One of the things I like about R is: because it is not used for systems programming you can expect to install your own current version of R without interference from some system version of R that is deliberately being held back at some older version (for reasons of script compatibility). R is conveniently distributed as a single package (with automated install of additional libraries).
Want to do some data analysis? Install R, load your data, and go. You don’t expect to spend hours on system administration just to get back to your task.
Python, being a popular general purpose language does not have this advantage, but thanks to Anaconda from Continuum Analytics you can skip (or at least delegate) a lot of the system environment imposed pain. With Anaconda trying out Python packages (Jupyter, scikit-learn, pandas, numpy, sympy, cvxopt, bokeh, and more) becomes safe and pleasant.
Software engineers are forced to decide early if their tools are designed to support complexity or enforce clarity (single install, only current version, and so on). Unfortunately for the end-users, complexity almost always wins. Seemingly clever ideas like late-binding and dependency injection move support costs from developers to users and everything becomes a variation of dll-hell.
It gets to the point where it is considered normal and acceptable to require provisioning of images, virtual machines, or docker containers just to try a piece of software. Things that were once linked now struggle to find each other over perverse message buses.
Lt. Gen. Brian Horrocks: “We will install all of the packages at once by air-dropping a combination of pre-prepared Amazon Machine Images, docker containers, VMWare virtual machines, Heroku Apps, and BSD jails. I’m not saying that this will be the easiest party that we’ve ever attended, but I still wouldn’t miss it for the world.”
However, these containers have to come from somewhere and I feel it makes sense to try and figure out if a piece of software can be successfully installed or used at all (versus being unmaintainable but artificially kept alive through container services). This is why I have taken the trouble to run down references and actually work out how to install things (such as how to install Caffe deep neural nets from scratch, or R on EC2, or even basic Hadoop on EC2). Yes there are ready-made containers and images for these things- but at some point you accumulate enough of these incompatible sub-universes, you have come “a bullshit too far”, and the machine stops.
This is why I was initially loathe to use Anaconda for my Python installs. There is already too much learned helplessness in software engineering. And Anaconda would represent one more dependency that comes with its own costs and could break. However after seeing Peter Wang‘s talk at the 2015 Data Science Summit & DATO Conference I decided to give Anaconda a try.

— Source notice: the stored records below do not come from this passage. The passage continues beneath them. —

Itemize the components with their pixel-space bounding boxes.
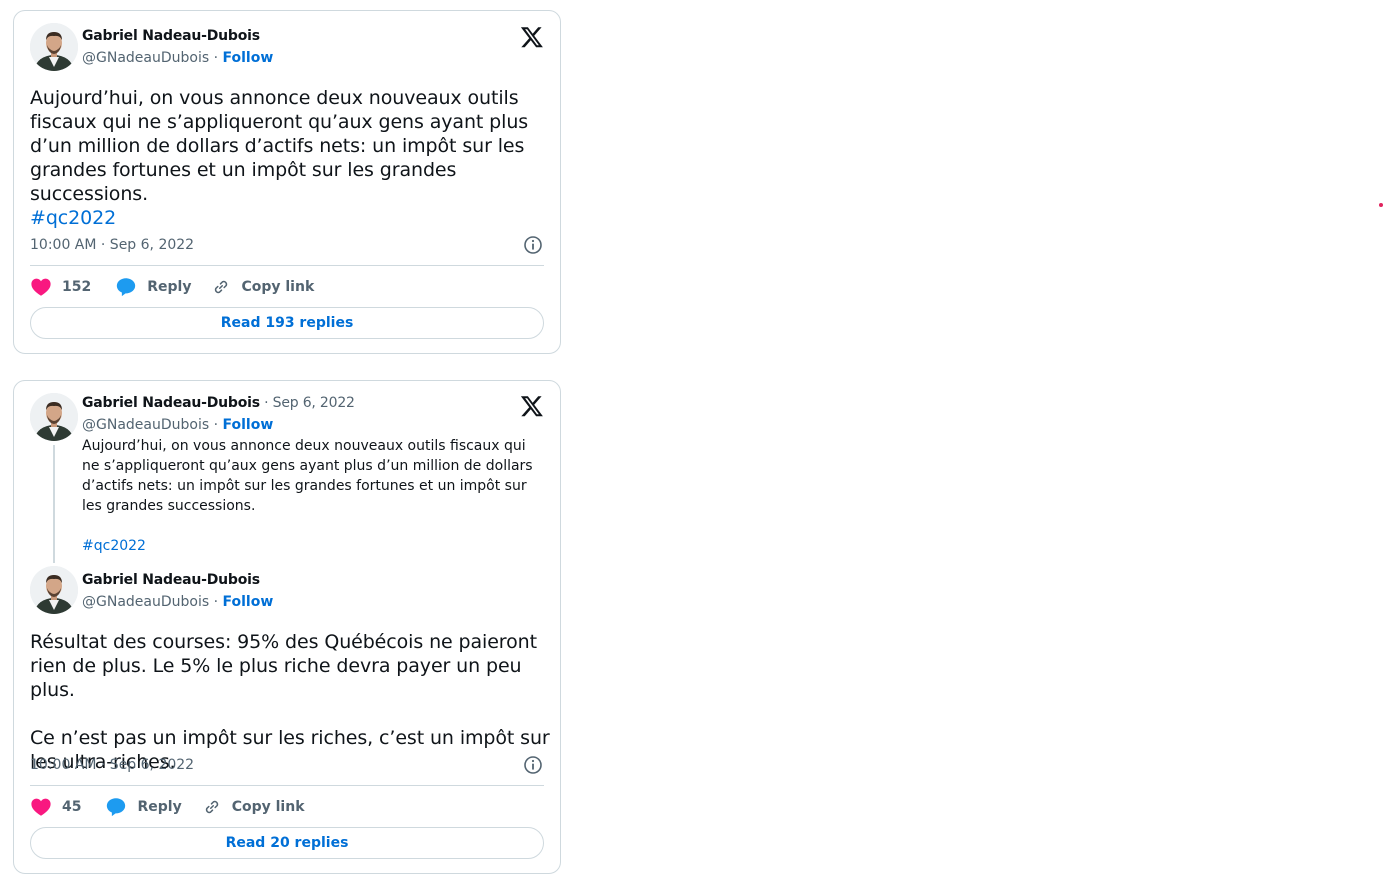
hashtag-link[interactable]: #qc2022 [30,206,116,230]
heart-icon [31,278,51,296]
author-handle[interactable]: @GNadeauDubois [82,50,209,66]
separator: · [209,417,223,433]
copy-link-label: Copy link [231,799,305,815]
thread-connector [53,445,55,563]
like-count: 152 [62,279,92,295]
info-icon[interactable] [523,755,543,775]
author-name[interactable]: Gabriel Nadeau-Dubois [82,572,260,588]
reply-button[interactable]: Reply [115,276,191,298]
like-count: 45 [62,799,82,815]
like-button[interactable]: 45 [30,796,81,818]
tweet-body: Aujourd’hui, on vous annonce deux nouvea… [30,87,535,205]
avatar[interactable] [30,566,78,614]
quoted-author-name[interactable]: Gabriel Nadeau-Dubois [82,395,260,411]
action-bar: 152 Reply Copy link [30,275,334,299]
author-handle-line: @GNadeauDubois · Follow [82,594,273,610]
quoted-avatar[interactable] [30,393,78,441]
divider [30,785,544,786]
quoted-separator: · [259,395,273,411]
x-logo-icon[interactable] [520,25,544,49]
separator: · [209,594,223,610]
avatar-image [30,393,78,441]
author-handle[interactable]: @GNadeauDubois [82,594,209,610]
like-button[interactable]: 152 [30,276,91,298]
author-handle-line: @GNadeauDubois · Follow [82,50,273,66]
speech-bubble-icon [117,278,136,297]
red-dot-marker [1379,203,1383,207]
read-replies-button[interactable]: Read 193 replies [30,307,544,339]
tweet-card-2: Gabriel Nadeau-Dubois · Sep 6, 2022 @GNa… [13,380,561,874]
x-logo-icon[interactable] [520,394,544,418]
avatar[interactable] [30,23,78,71]
copy-link-button[interactable]: Copy link [202,797,305,817]
timestamp[interactable]: 10:00 AM · Sep 6, 2022 [30,757,194,773]
copy-link-button[interactable]: Copy link [211,277,314,297]
timestamp[interactable]: 10:00 AM · Sep 6, 2022 [30,237,194,253]
read-replies-button[interactable]: Read 20 replies [30,827,544,859]
link-icon [205,800,218,814]
action-bar: 45 Reply Copy link [30,795,325,819]
quoted-follow-button[interactable]: Follow [223,417,274,433]
avatar-image [30,566,78,614]
avatar-image [30,23,78,71]
quoted-handle[interactable]: @GNadeauDubois [82,417,209,433]
reply-label: Reply [137,799,182,815]
follow-button[interactable]: Follow [223,50,274,66]
heart-icon [31,798,51,816]
reply-label: Reply [147,279,192,295]
speech-bubble-icon [107,798,126,817]
quoted-body: Aujourd’hui, on vous annonce deux nouvea… [82,438,538,514]
tweet-card-1: Gabriel Nadeau-Dubois @GNadeauDubois · F… [13,10,561,354]
tweet-body: Résultat des courses: 95% des Québécois … [30,631,550,773]
quoted-handle-line: @GNadeauDubois · Follow [82,417,273,433]
reply-button[interactable]: Reply [105,796,182,818]
quoted-hashtag-link[interactable]: #qc2022 [82,536,146,556]
quoted-author-line: Gabriel Nadeau-Dubois · Sep 6, 2022 [82,395,355,411]
follow-button[interactable]: Follow [223,594,274,610]
link-icon [215,280,228,294]
divider [30,265,544,266]
separator: · [209,50,223,66]
quoted-date[interactable]: Sep 6, 2022 [273,395,355,411]
info-icon[interactable] [523,235,543,255]
copy-link-label: Copy link [241,279,315,295]
author-name[interactable]: Gabriel Nadeau-Dubois [82,28,260,44]
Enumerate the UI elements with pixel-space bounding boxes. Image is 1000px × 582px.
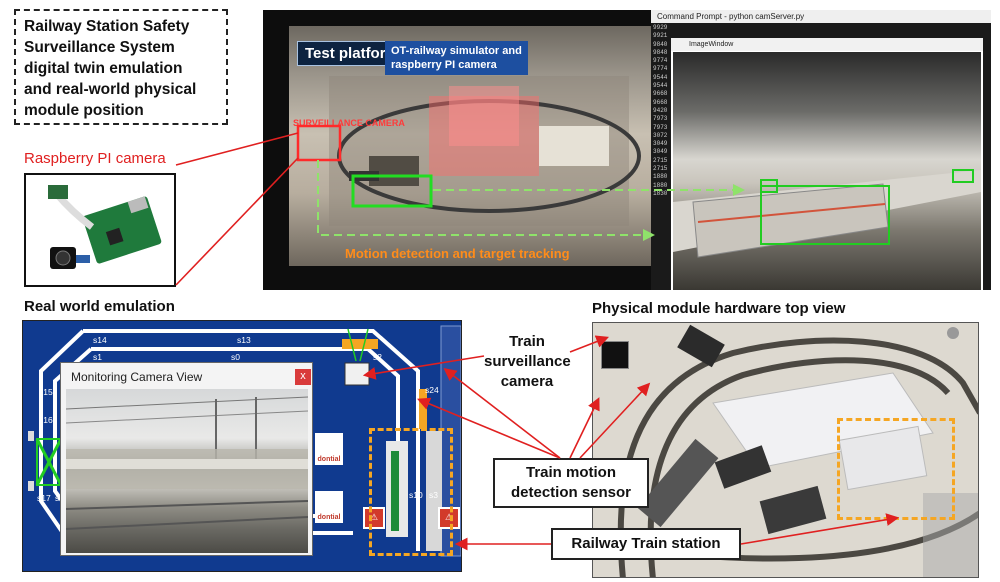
building-text: dontial (317, 514, 341, 521)
station-building: dontial (315, 491, 343, 523)
monitoring-camera-window: Monitoring Camera View x (60, 362, 313, 556)
station-region-physical (837, 418, 955, 520)
callout-line: surveillance (484, 353, 571, 370)
track-label: s2 (373, 352, 382, 362)
track-label: s0 (231, 352, 240, 362)
track-label: s17 (37, 493, 51, 503)
station-building: dontial (315, 433, 343, 465)
train-surveillance-camera-label: Train surveillance camera (484, 332, 571, 392)
track-label: s15 (39, 387, 53, 397)
track-label: s13 (237, 335, 251, 345)
train-photo (65, 396, 309, 530)
monitoring-camera-title: Monitoring Camera View (71, 370, 203, 384)
building-text: dontial (317, 456, 341, 463)
surveillance-camera-icon (601, 341, 629, 369)
physical-module-title: Physical module hardware top view (592, 300, 846, 317)
callout-line: camera (500, 373, 554, 390)
callout-line: detection sensor (510, 484, 632, 501)
real-world-title: Real world emulation (24, 298, 175, 315)
motion-sensor-label: Train motion detection sensor (493, 458, 649, 508)
track-label: s14 (93, 335, 107, 345)
track-label: s16 (39, 415, 53, 425)
callout-line: Train (509, 333, 545, 350)
station-region-emulation (369, 428, 453, 556)
track-label: s1 (93, 352, 102, 362)
railway-station-label: Railway Train station (551, 528, 741, 560)
close-button[interactable]: x (295, 369, 311, 385)
monitoring-camera-feed (65, 389, 309, 553)
track-label: s24 (425, 385, 439, 395)
callout-line: Train motion (526, 464, 616, 481)
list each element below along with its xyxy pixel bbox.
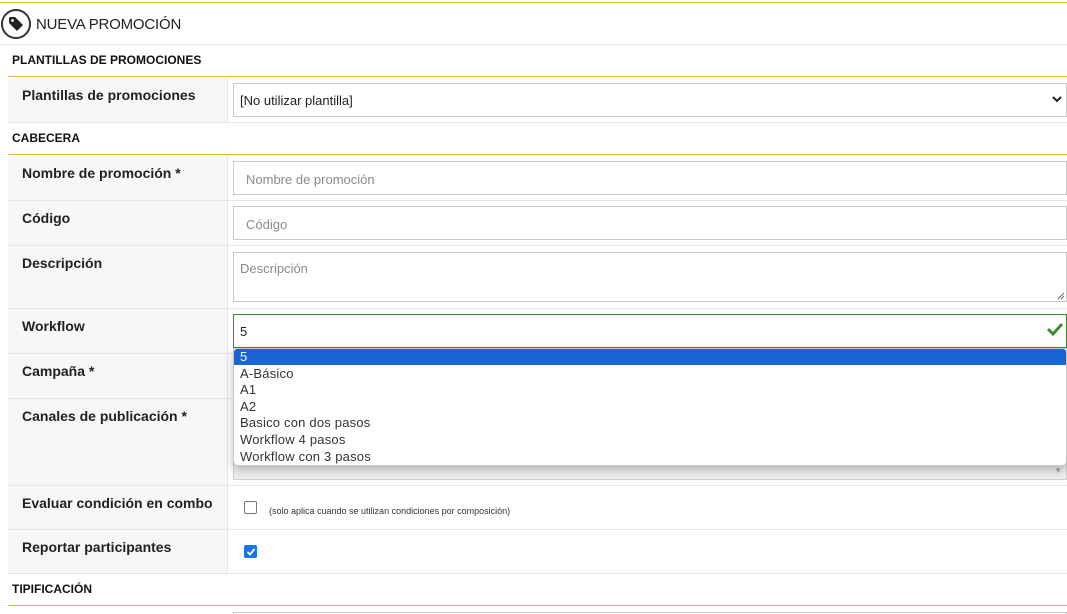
check-icon (1046, 322, 1064, 337)
resize-handle-icon[interactable] (1057, 292, 1065, 300)
templates-select[interactable]: [No utilizar plantilla] (233, 83, 1067, 117)
field-label-cell: Workflow (8, 309, 228, 353)
scroll-down-icon: ▼ (1054, 466, 1062, 475)
field-label-cell: Reportar participantes (8, 530, 228, 573)
row-combo: Evaluar condición en combo (8, 486, 1067, 530)
dropdown-option[interactable]: Basico con dos pasos (234, 415, 1066, 431)
workflow-select[interactable]: 5 (233, 314, 1067, 348)
dropdown-option[interactable]: Workflow 4 pasos (234, 432, 1066, 448)
combo-checkbox[interactable] (244, 501, 257, 514)
combo-note: (solo aplica cuando se utilizan condicio… (269, 506, 511, 516)
participants-checkbox[interactable] (244, 545, 257, 558)
dropdown-option[interactable]: Workflow con 3 pasos (234, 449, 1066, 465)
field-label: Código (22, 210, 71, 226)
page-title: NUEVA PROMOCIÓN (36, 16, 182, 33)
dropdown-option[interactable]: A1 (234, 382, 1066, 398)
check-icon (246, 548, 256, 556)
section-title: CABECERA (12, 131, 81, 145)
input-placeholder: Descripción (240, 261, 308, 276)
field-label: Nombre de promoción * (22, 165, 181, 181)
page-header: NUEVA PROMOCIÓN (0, 7, 1067, 45)
field-label-cell: Código (8, 201, 228, 245)
field-label: Campaña * (22, 363, 95, 379)
field-label-cell: Campaña * (8, 354, 228, 398)
row-participants: Reportar participantes (8, 530, 1067, 574)
field-label: Reportar participantes (22, 539, 172, 555)
field-label-cell: Nombre de promoción * (8, 156, 228, 200)
name-input[interactable]: Nombre de promoción (233, 161, 1067, 195)
field-label-cell: Plantillas de promociones (8, 78, 228, 122)
workflow-dropdown[interactable]: 5 A-Básico A1 A2 Basico con dos pasos Wo… (233, 348, 1067, 466)
field-label: Workflow (22, 318, 85, 334)
dropdown-option[interactable]: A2 (234, 399, 1066, 415)
field-label: Plantillas de promociones (22, 87, 196, 103)
description-textarea[interactable]: Descripción (233, 252, 1067, 302)
dropdown-option[interactable]: A-Básico (234, 366, 1066, 382)
field-label: Descripción (22, 255, 103, 271)
section-title: PLANTILLAS DE PROMOCIONES (12, 53, 202, 67)
section-title: TIPIFICACIÓN (12, 582, 92, 596)
tag-icon (1, 9, 31, 39)
field-label: Canales de publicación * (22, 408, 187, 424)
code-input[interactable]: Código (233, 206, 1067, 240)
section-head: CABECERA (8, 123, 1067, 155)
top-accent-line (0, 2, 1067, 3)
section-templates: PLANTILLAS DE PROMOCIONES (8, 45, 1067, 77)
field-label-cell: Canales de publicación * (8, 399, 228, 485)
dropdown-option[interactable]: 5 (234, 349, 1066, 365)
input-placeholder: Código (246, 217, 288, 232)
field-label-cell: Descripción (8, 246, 228, 308)
select-value: 5 (240, 324, 248, 339)
field-label-cell: Evaluar condición en combo (8, 486, 228, 529)
section-typing: TIPIFICACIÓN (8, 574, 1067, 606)
input-placeholder: Nombre de promoción (246, 172, 375, 187)
field-label: Evaluar condición en combo (22, 495, 213, 511)
select-value: [No utilizar plantilla] (240, 93, 353, 108)
chevron-down-icon (1052, 96, 1062, 103)
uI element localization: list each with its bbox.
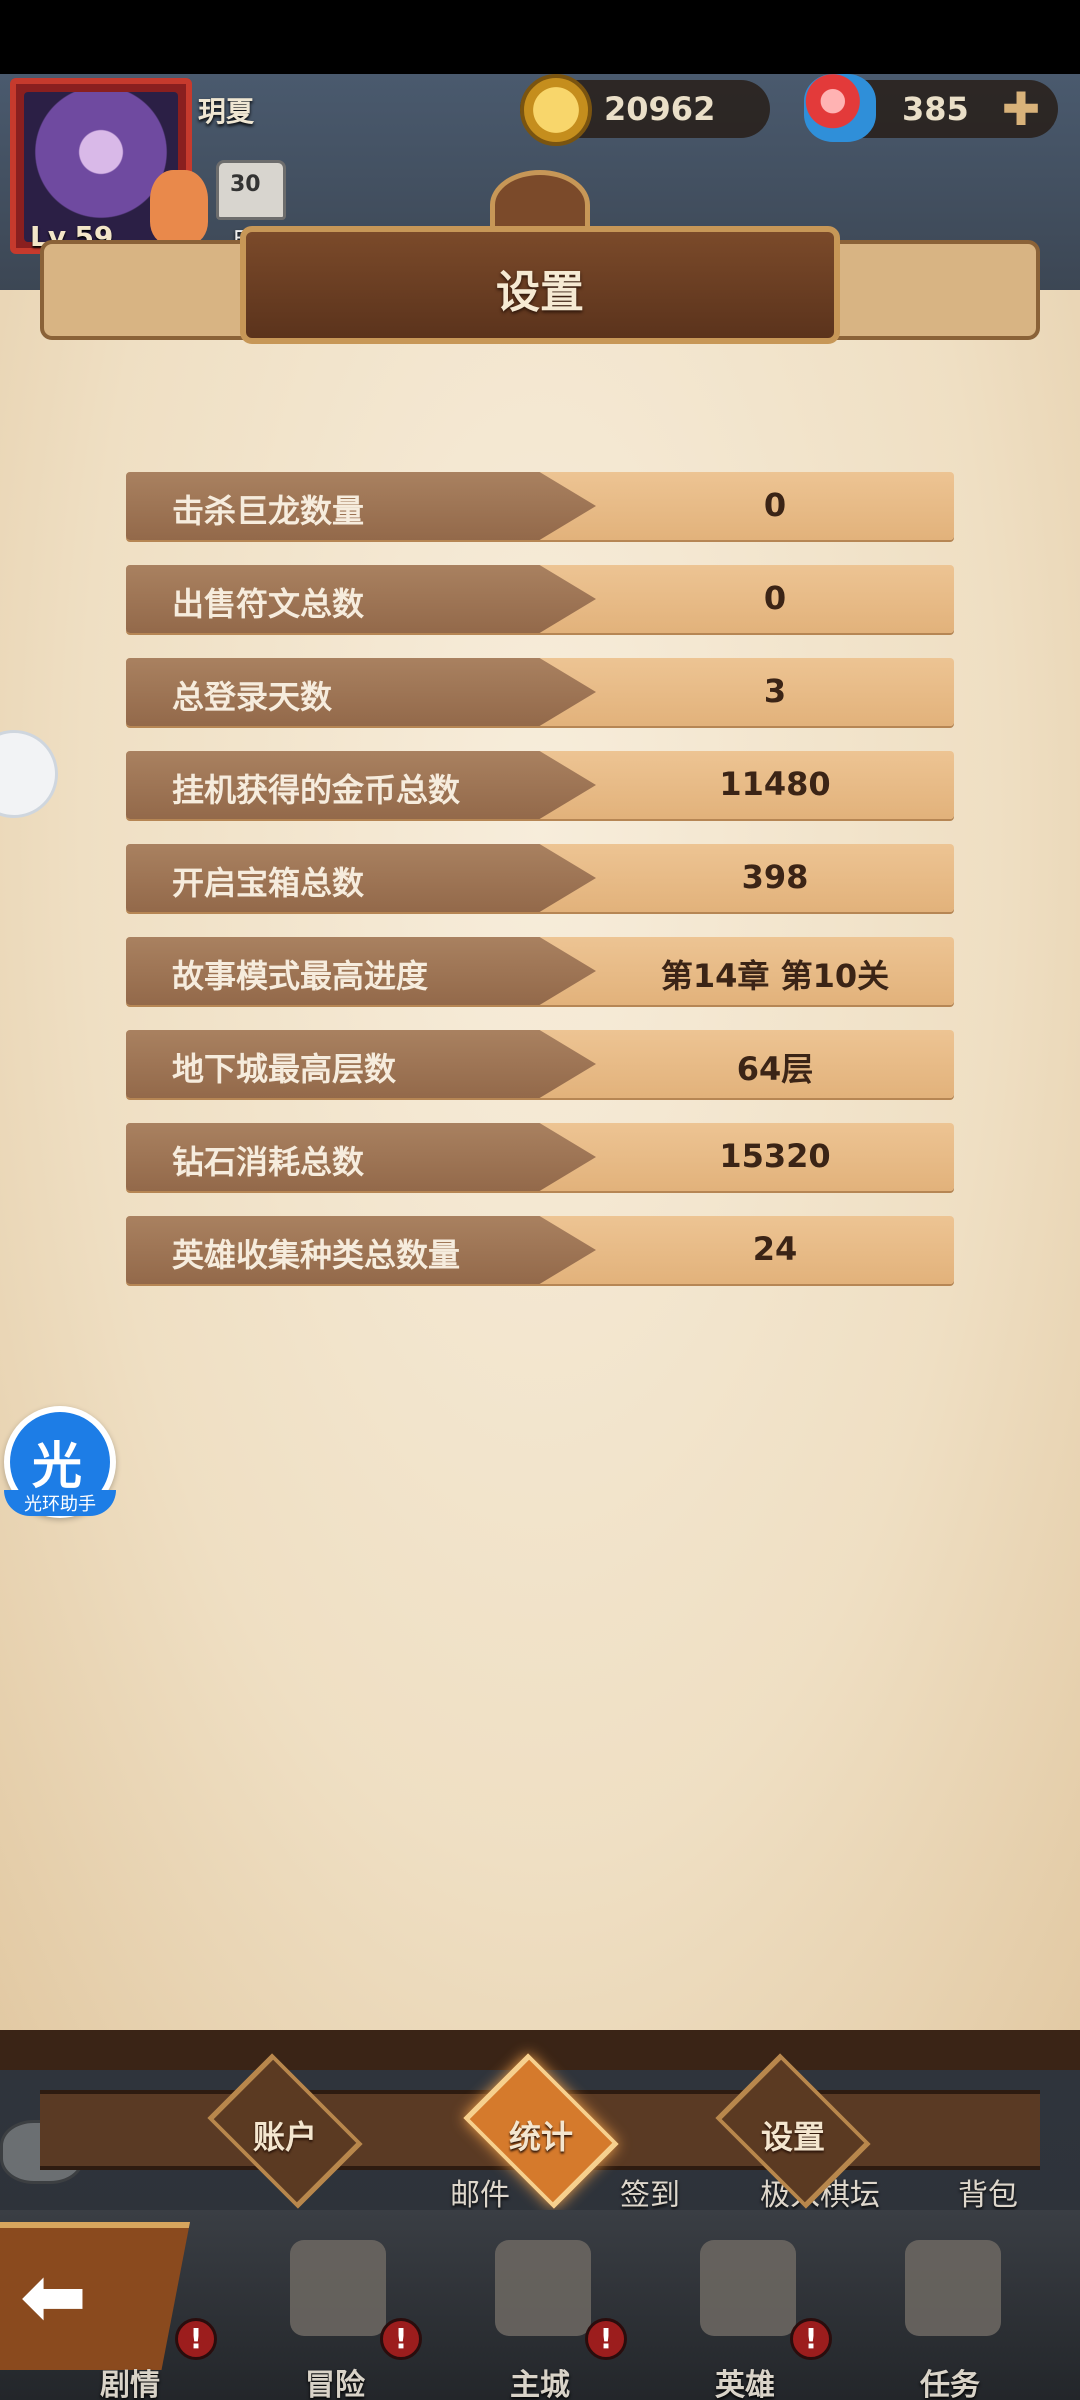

Summary: right now it works. My long instructions involving Python, pip, and many packages repositories get boiled down to something as short as the following (this example on Apple OSX):
# Install Anaconda from https://store.continuum.io/cshop/anaconda/ # add a few more packages anaconda/bin/conda install -c https://conda.binstar.org/r rpy2 anaconda/bin/conda install cvxopt # launch launcher open anaconda/Launcher.app # Then inside a Jupyter worksheet: %%R install.packages('ggplot2',repos='http://cran.us.r-project.org')
You now have your own copy of all the common Python scientific libraries and a second install of R (so you do have to re-install any libraries you want to use) ready to work together through the
rpy2 library. With minor changes (I decided to take the time to jump from Python 2 to 3) my old worksheets worked (ex1, ex2).
I would say definitely give Anaconda a try. Anaconda is responsible for installing the entire ecosystem (including the copy of R it wants to use) so the Anaconda developers directly experience “integration debt” (and presumably act in their own interest and continuously reduce this debt).